Через пять минут прозвенит звонок, доводящий до сведения сотрудников и студентов, что рабочий день начался.
Александр Васильевич встал из-за письменного стола и подошёл к огромному окну своего любимого кабинета. Меж пальцев дымилась сигарета (ох, сколько ни говорили врачи, но Александр Изместьев их не слушал и курил, курил, много курил). Он медленно, со вкусом, затягивался, наблюдая  через стекло за мельтешением будней.

Дождь, как ни странно, перестал. Но, похоже, что на короткое время,  -  как будто там, в выси, где громоздились полчища туч, некий воевода отдал приказ о передышке и восстановлении влагоносных сил своих бойцов.
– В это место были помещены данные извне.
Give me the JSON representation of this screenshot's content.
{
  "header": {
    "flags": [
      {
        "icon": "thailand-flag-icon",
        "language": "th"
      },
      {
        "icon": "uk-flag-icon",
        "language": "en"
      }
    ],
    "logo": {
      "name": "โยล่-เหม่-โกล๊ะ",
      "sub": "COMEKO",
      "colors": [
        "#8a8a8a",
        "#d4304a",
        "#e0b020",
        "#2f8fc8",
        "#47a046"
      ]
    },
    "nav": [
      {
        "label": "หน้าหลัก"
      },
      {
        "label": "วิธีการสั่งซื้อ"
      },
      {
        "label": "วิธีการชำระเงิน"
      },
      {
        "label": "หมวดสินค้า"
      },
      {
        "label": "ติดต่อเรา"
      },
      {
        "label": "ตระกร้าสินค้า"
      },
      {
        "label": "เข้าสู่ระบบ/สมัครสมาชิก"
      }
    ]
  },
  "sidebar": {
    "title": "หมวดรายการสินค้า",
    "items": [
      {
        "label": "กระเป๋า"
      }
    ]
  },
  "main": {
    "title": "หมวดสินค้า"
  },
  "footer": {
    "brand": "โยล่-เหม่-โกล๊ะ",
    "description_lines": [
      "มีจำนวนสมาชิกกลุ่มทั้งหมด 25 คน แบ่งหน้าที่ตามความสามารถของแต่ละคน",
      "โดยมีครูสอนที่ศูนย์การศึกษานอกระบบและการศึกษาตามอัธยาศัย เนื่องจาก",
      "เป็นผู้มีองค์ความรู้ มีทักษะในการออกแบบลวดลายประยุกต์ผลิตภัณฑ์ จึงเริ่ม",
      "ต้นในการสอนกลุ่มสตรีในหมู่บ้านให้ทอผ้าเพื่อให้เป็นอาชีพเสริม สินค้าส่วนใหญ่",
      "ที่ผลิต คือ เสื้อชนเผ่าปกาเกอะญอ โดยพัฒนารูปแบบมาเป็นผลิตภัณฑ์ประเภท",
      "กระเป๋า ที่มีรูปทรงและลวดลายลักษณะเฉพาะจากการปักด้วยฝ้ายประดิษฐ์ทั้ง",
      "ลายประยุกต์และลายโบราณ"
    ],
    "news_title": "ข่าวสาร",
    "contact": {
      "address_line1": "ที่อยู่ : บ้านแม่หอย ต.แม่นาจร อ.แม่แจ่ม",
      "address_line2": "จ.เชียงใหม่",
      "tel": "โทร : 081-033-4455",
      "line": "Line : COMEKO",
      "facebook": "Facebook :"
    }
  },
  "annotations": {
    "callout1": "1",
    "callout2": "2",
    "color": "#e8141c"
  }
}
Сейчас набухнут побольше и снова ка-ак дадут водными снарядами по Земле!

На проезжей части брюзжали моторами разнокалиберные авто. Люди монотонно сновали туда-сюда по мокрым тротуарам, а к парадному входу института через площадь, мимо почерневших клумб, стекались редкой струёй бегом бегущие опоздавшие.
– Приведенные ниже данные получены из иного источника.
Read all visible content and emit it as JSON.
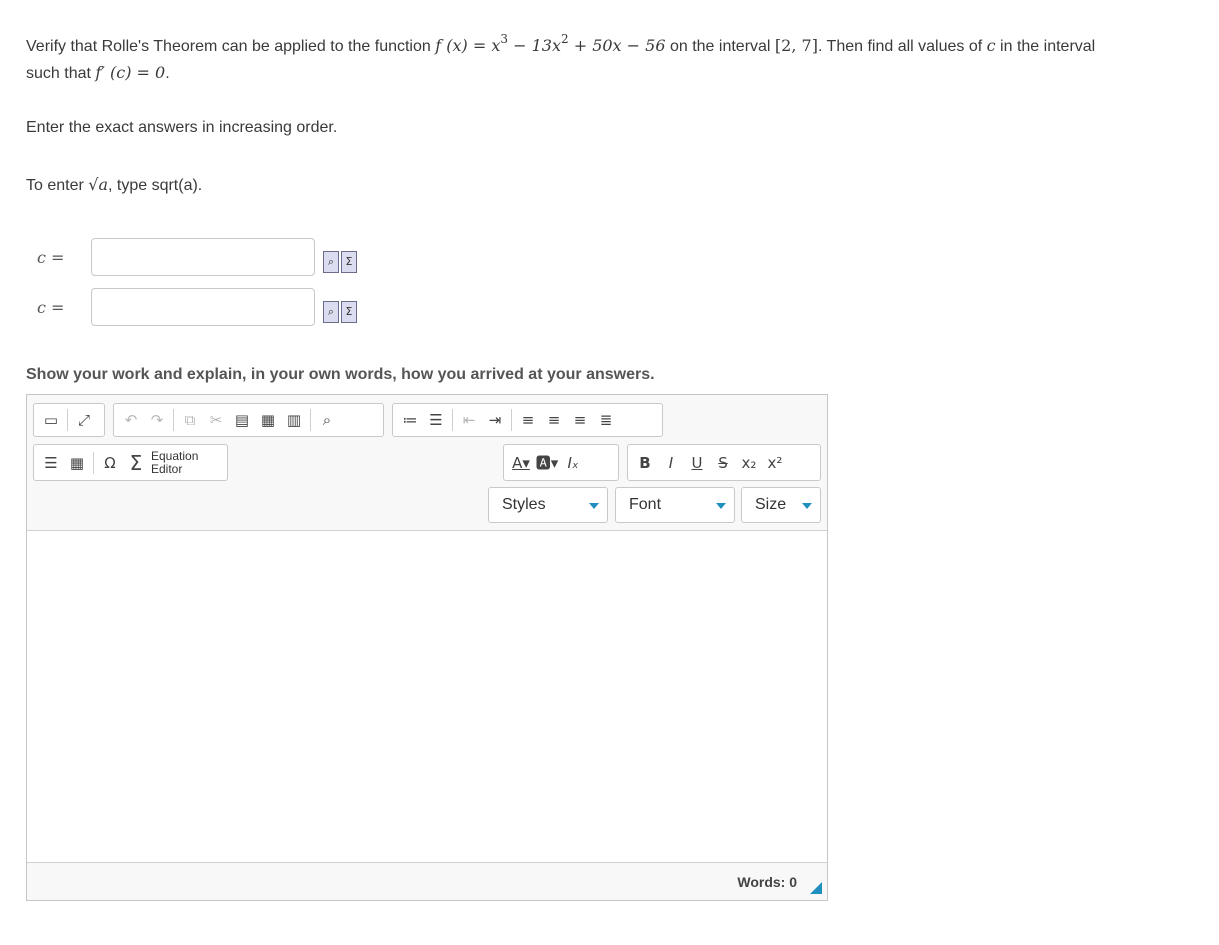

Александр Васильевич затянулся в последний раз и смял окурок в металлической пепельнице в виде чёрта с красными глазами и рожками на лбу. Он водрузился в приподнятое  на рессорах кресло, словно на трон, взял ручку и хотел утонуть в расписании пар и лабораторных часов, но его отвлекало постоянно тревожащее, протягивающееся со дна души, а, может, превращаясь в материально-физическую боль, и со дна тела,  -  откуда-то из-под кожи, или из-под желудка, или из-под сердца,  -  томительное нытьё. Александру Васильевичу порой становилось как-то не по себе от приятно терзающего томления. И неотступным привидением витал перед ним облик далёкой юной чаровницы, приобретая уже не реальные черты из воспоминаний, а некие сказочные, влекуще-таинственные контуры.
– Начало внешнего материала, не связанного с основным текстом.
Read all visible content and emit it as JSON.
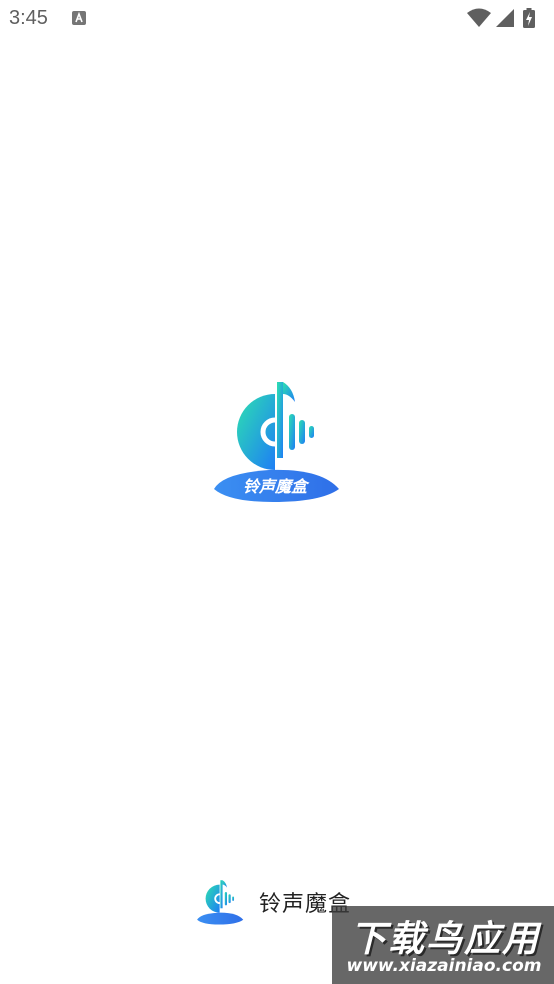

Александр Васильевич вдруг потряс в разные стороны головой, подобно собаке, выбежавшей из речки и сбрасывающей с себя лишнюю влагу, которая отяжелила шерсть. «Всё, хватит. Надо работать»,  - говорил он себе, заставляя взяться за ум и продолжить дело. Но только его пальцы сжимали шариковую ручку с позолоченным набалдашником и  глаза  направляли взгляд в графики и схему расписания, внутри снова начинало всё ворошить, всё обволакивать неотвязчивое томительное чувство. «Наверное, я  помолодел,  -  решил Изместьев,  -  если я хочу любви, то, разумеется, помолодел». Он собрался слезть с кресла и выйти в коридор или  даже на улицу, где бушевал свежий озоновый воздух, -  может, мысли и чувства улягутся, немного притихнут. Но в это самое мгновение приоткрылась дверь, и Александр Васильевич увидел улыбающуюся физиономию лаборанта Бекешина, который вечно где-то пропадал в течение рабочего дня, везде совал свой любопытный нос и не по-мужски обо  всех  всё знал. Только его-то  Изместьеву и не хватало!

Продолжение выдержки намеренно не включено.